The situation worsened at 7am when a rash appeared on Jett's foot.

“It wasn't red, it was purple, it wasn't like nappy rash,” Simon said.

This change in their young child's condition made them race to the family doctor, and by that time, Jett's head had become wobbly.

The doctor took a “10 second look”, Simon said, and sent them straight to hospital.

Within minutes, a flight from Brisbane was ordered to pick Jett up. Within 10 minutes, Jett had fallen into a coma.

The dark purple rash was spreading, and the boy was going into septic shock, his system shutting down as a result of the bacteria.

The Royal Flying Doctor Service flew to Brisbane to pick up the retrieval crew, and when they arrived the head doctor assessed the situation.

His words to Melissa and Simon were frank: “I don't know if he's going to make it, I'll be honest”.

Doctors told the Van Somerens it would take three hours before Jett was fit to fly, but this became seven.

And things had not gone smoothly at the hospital.

“They needed arterial blood to work out what his system was lacking to keep going, but they struggled to have the right equipment,” Simon said.

They watched as staff raced from one end of the hospital.

“He (the doctor) was yelling at the nurse to get the right equipment,” Simon said.

“You can imagine what we're thinking, standing there holding Jett's arm. Watching that was the most heartbreaking thing.”

The couple praised all the Gladstone Hospital emergency staff who helped try to save the boy.

“We were told Gladstone had done a perfect job and couldn't have done any more,” Melissa said.

Twelve hours after being admitted to hospital, Jett was flown to Brisbane, his departure put back twice as his heart rate dropped under 60.

Simon had left for Brisbane at 5.30pm, as they thought Jett was about to be flown out, but this didn't occur until 8.30pm.

“They (the medical team) were amazed Jett made it to the plane,” Simon said.

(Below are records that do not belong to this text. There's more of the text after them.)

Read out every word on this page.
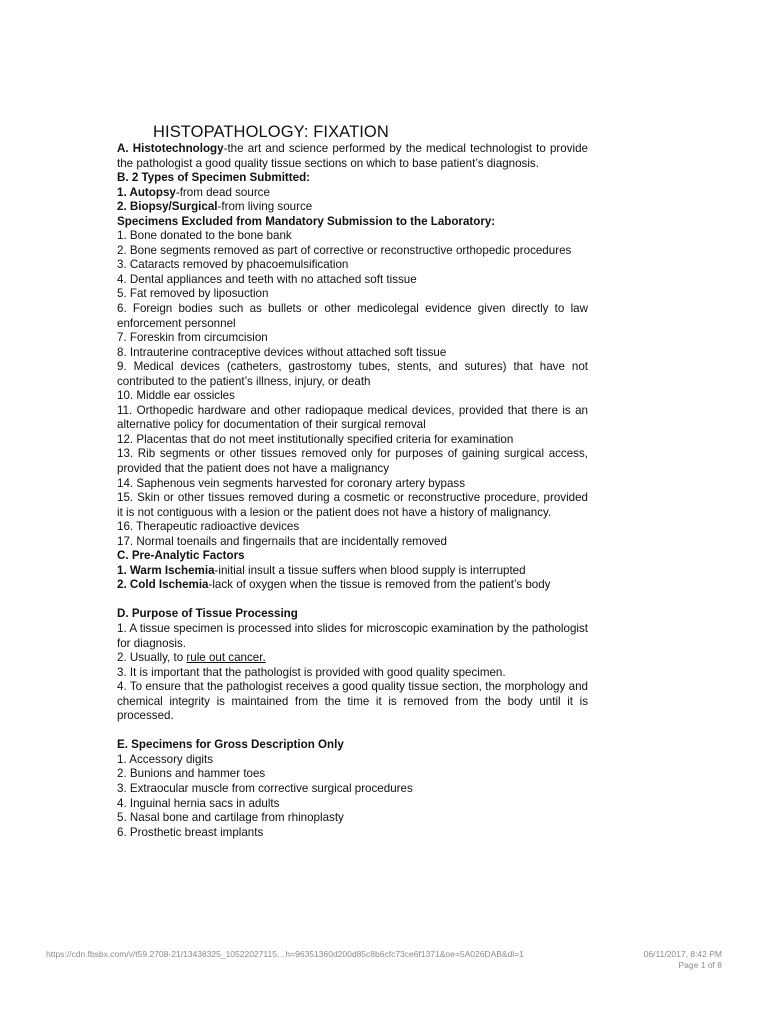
HISTOPATHOLOGY: FIXATION

A. Histotechnology-the art and science performed by the medical technologist to provide the pathologist a good quality tissue sections on which to base patient’s diagnosis.

B. 2 Types of Specimen Submitted:

1. Autopsy-from dead source

2. Biopsy/Surgical-from living source

Specimens Excluded from Mandatory Submission to the Laboratory:

1. Bone donated to the bone bank

2. Bone segments removed as part of corrective or reconstructive orthopedic procedures

3. Cataracts removed by phacoemulsification

4. Dental appliances and teeth with no attached soft tissue

5. Fat removed by liposuction

6. Foreign bodies such as bullets or other medicolegal evidence given directly to law enforcement personnel

7. Foreskin from circumcision

8. Intrauterine contraceptive devices without attached soft tissue

9. Medical devices (catheters, gastrostomy tubes, stents, and sutures) that have not contributed to the patient’s illness, injury, or death

10. Middle ear ossicles

11. Orthopedic hardware and other radiopaque medical devices, provided that there is an alternative policy for documentation of their surgical removal

12. Placentas that do not meet institutionally specified criteria for examination

13. Rib segments or other tissues removed only for purposes of gaining surgical access, provided that the patient does not have a malignancy

14. Saphenous vein segments harvested for coronary artery bypass

15. Skin or other tissues removed during a cosmetic or reconstructive procedure, provided it is not contiguous with a lesion or the patient does not have a history of malignancy.

16. Therapeutic radioactive devices

17. Normal toenails and fingernails that are incidentally removed

C. Pre-Analytic Factors

1. Warm Ischemia-initial insult a tissue suffers when blood supply is interrupted

2. Cold Ischemia-lack of oxygen when the tissue is removed from the patient’s body

D. Purpose of Tissue Processing

1. A tissue specimen is processed into slides for microscopic examination by the pathologist for diagnosis.

2. Usually, to rule out cancer.

3. It is important that the pathologist is provided with good quality specimen.

4. To ensure that the pathologist receives a good quality tissue section, the morphology and chemical integrity is maintained from the time it is removed from the body until it is processed.

E. Specimens for Gross Description Only

1. Accessory digits

2. Bunions and hammer toes

3. Extraocular muscle from corrective surgical procedures

4. Inguinal hernia sacs in adults

5. Nasal bone and cartilage from rhinoplasty

6. Prosthetic breast implants

https://cdn.fbsbx.com/v/t59.2708-21/13438325_10522027115…h=96351360d200d85c8b6cfc73ce6f1371&oe=5A026DAB&dl=1	06/11/2017, 8:42 PM
Page 1 of 8
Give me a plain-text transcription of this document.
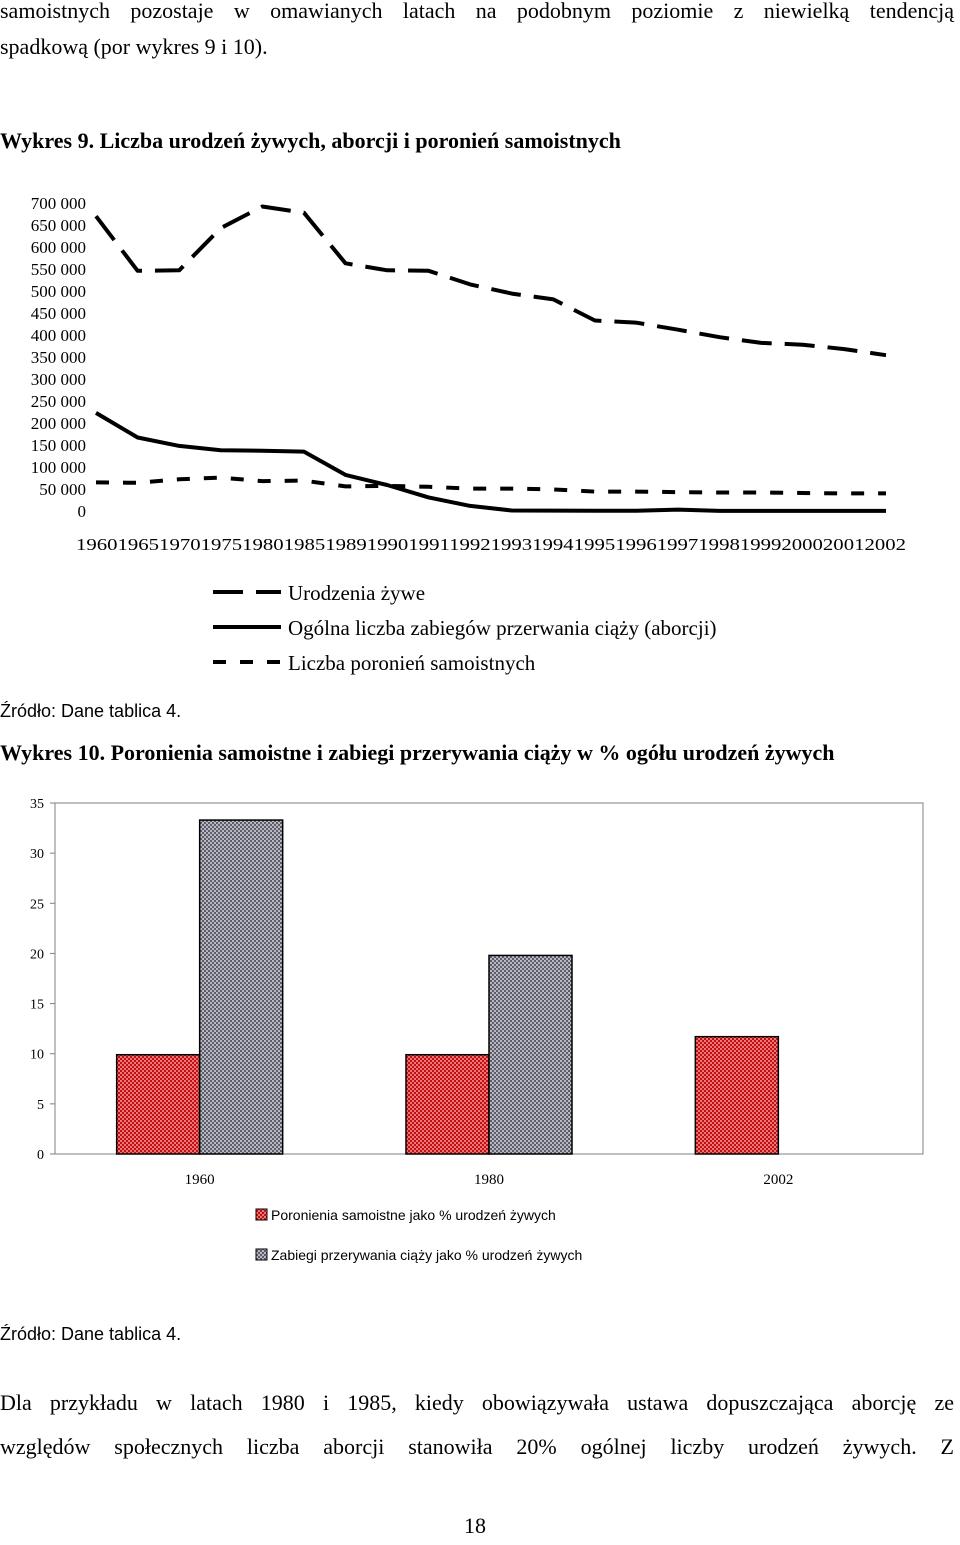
samoistnych pozostaje w omawianych latach na podobnym poziomie z niewielką tendencją
spadkową (por wykres 9 i 10).
Wykres 9. Liczba urodzeń żywych, aborcji i poronień samoistnych
0
50 000
100 000
150 000
200 000
250 000
300 000
350 000
400 000
450 000
500 000
550 000
600 000
650 000
700 000
1960 1965 1970 1975 1980 1985 1989 1990 1991 1992 1993 1994 1995 1996 1997 1998 1999 2000 2001 2002
Urodzenia żywe
Ogólna liczba zabiegów przerwania ciąży (aborcji)
Liczba poronień samoistnych
Źródło: Dane tablica 4.
Wykres 10. Poronienia samoistne i zabiegi przerywania ciąży w % ogółu urodzeń żywych
0
5
10
15
20
25
30
35
1960	1980	2002
Poronienia samoistne jako % urodzeń żywych
Zabiegi przerywania ciąży jako % urodzeń żywych
Źródło: Dane tablica 4.
Dla przykładu w latach 1980 i 1985, kiedy obowiązywała ustawa dopuszczająca aborcję ze
względów społecznych liczba aborcji stanowiła 20% ogólnej liczby urodzeń żywych. Z
18
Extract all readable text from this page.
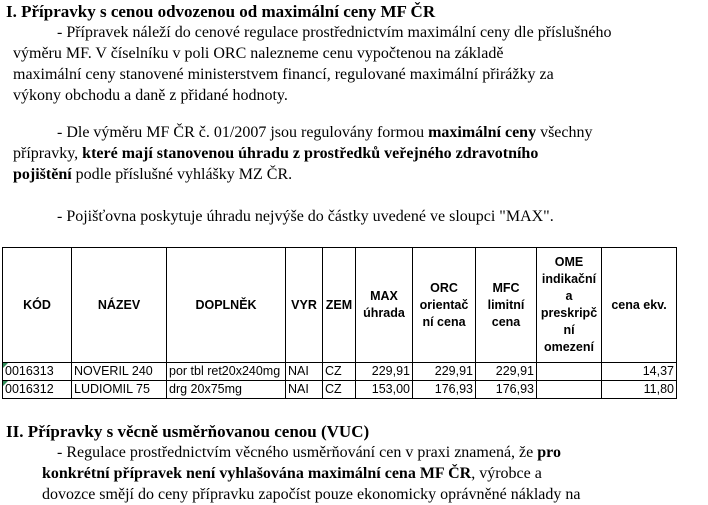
I. Přípravky s cenou odvozenou od maximální ceny MF ČR
- Přípravek náleží do cenové regulace prostřednictvím maximální ceny dle příslušného
výměru MF. V číselníku v poli ORC nalezneme cenu vypočtenou na základě
maximální ceny stanovené ministerstvem financí, regulované maximální přirážky za
výkony obchodu a daně z přidané hodnoty.
- Dle výměru MF ČR č. 01/2007 jsou regulovány formou maximální ceny všechny
přípravky, které mají stanovenou úhradu z prostředků veřejného zdravotního
pojištění podle příslušné vyhlášky MZ ČR.
- Pojišťovna poskytuje úhradu nejvýše do částky uvedené ve sloupci "MAX".
KÓD	NÁZEV	DOPLNĚK	VYR	ZEM	MAX úhrada	ORC orientač ní cena	MFC limitní cena	OME indikační a preskripč ní omezení	cena ekv.

0016313	NOVERIL 240	por tbl ret20x240mg	NAI	CZ	229,91	229,91	229,91		14,37

0016312	LUDIOMIL 75	drg 20x75mg	NAI	CZ	153,00	176,93	176,93		11,80
II. Přípravky s věcně usměrňovanou cenou (VUC)
- Regulace prostřednictvím věcného usměrňování cen v praxi znamená, že pro
konkrétní přípravek není vyhlašována maximální cena MF ČR, výrobce a
dovozce smějí do ceny přípravku započíst pouze ekonomicky oprávněné náklady na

During the flight Jett had no further episodes and made it to hospital.

“When I got in there, a lady said to me no news is good news, and I was happy with that,” Melissa said.

Simon arrived and the couple waited for 45 minutes when a knock came at the door.

“By the time we got into the room, they were manipulating his heart, and within 40 seconds he flatlined,” Simon said.

Doctors were working feverishly on Jett, and one approached the couple to tell them the bad news.

“It was so surreal, I almost can't remember it. You're waiting for the nightmare to end, to wake up and think it never really happened,” Melissa said.

Looking back, the Van Somerens believe Gladstone Hospital simply wasn't prepared for what happened to their beloved son.

“It does concern me, the lack of facilities. You can't think it won't happen again and some children will need immediate attention and they don't have the time to fly to Brisbane or Rocky.

“It wouldn't have helped Jett, but we need to raise the awareness. I always thought it was something that would happen to other people. But no, it can happen to you.

“I want parents to know it doesn't matter what anyone says to you, you have to trust your gut instinct.”